The fact that people don’t notice that it’s a front pack sounds good, but it’s not. After chatting with someone on the street for awhile they’ll say: “hey, you’ve got a baby in there!” And then they confirm my worst suspicion: that they thought I was wearing a backpack on my front! Like a tourist! Which I am, of course, but not that kind of tourist! The kind who worries about thieves silently tiptoeing up from behind, slitting open the backpacks (like the gypsies in Rome do right?) and grabbing all their belongings.

I don’t get it. Two little legs dangling down from my waist?

Anyway, it’s left me contemplating why backpacks are so much cooler than front packs? I mean, even if you wear a baby on your back, it looks way cooler.  Maybe it’s to do with how even small babies look huge when carried in front packs. Something to do with squashing down the height of the person carrying them or something; widening them out. The way they sit make your hips jut back a bit, encouraging a slight waddle.

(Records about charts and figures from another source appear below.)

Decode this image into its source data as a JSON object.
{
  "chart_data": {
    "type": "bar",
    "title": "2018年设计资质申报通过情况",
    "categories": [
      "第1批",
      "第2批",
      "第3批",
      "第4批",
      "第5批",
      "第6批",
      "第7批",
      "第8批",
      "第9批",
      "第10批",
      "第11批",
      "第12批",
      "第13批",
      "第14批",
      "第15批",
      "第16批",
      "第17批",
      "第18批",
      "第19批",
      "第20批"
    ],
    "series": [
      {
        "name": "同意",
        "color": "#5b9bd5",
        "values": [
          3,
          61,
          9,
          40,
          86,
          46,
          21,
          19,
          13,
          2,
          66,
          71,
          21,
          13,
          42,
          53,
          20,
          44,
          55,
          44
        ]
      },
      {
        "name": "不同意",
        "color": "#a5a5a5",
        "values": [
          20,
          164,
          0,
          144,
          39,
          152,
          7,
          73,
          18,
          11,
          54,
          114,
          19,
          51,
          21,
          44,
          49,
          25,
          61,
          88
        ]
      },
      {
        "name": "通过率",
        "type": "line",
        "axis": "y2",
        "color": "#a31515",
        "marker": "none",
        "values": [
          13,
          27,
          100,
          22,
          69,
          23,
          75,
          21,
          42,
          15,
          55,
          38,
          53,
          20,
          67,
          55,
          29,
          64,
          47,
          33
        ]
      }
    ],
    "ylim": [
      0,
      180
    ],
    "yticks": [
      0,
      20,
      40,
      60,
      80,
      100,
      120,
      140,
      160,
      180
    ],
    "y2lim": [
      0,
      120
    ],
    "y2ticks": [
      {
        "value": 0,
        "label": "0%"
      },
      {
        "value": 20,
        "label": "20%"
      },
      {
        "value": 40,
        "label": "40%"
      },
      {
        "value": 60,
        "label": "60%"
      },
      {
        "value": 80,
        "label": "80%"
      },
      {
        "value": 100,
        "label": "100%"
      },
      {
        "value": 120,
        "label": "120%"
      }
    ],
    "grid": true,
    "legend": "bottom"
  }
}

I should say that the front pack is highly convenient in a city like NY, where most subway stations don’t have elevators, so if you’re using a stroller you’re carrying it and the child up flights and flights of stairs. But as a parent who cares somewhat about outfits and aesthetics, it’s a bit of a rock and a hard place: front pack or stroller? Lose lose.

Anyway, I finally cracked and asked my husband to wear it for a while – so I could be free of the front backpack look for a day and it actually made me feel worse seeing him in it. Not that other guys don’t like great in theirs; it’s just not his style. Something about the way people glance at him when he’s wearing it. I know we’re not really supposed to say anything about how men look in front packs that’s anything other than really positive – so I’m hesitant. Instead I’ll just relay the words of the super cool Latino corner store proprietor across the road from our Bed-Stuy sublet. “Eh,” he said to Tameem, when he stopped in on his way home with Ayah. “You eva seen the angova?

Yeah, you look like that guy in the angova.” Ouch. Zach Galifianakis.

My dad came up with another one for him on Skype the other day: “You look like Che Guevara in a front pack."

How could they do that to Che Guevara?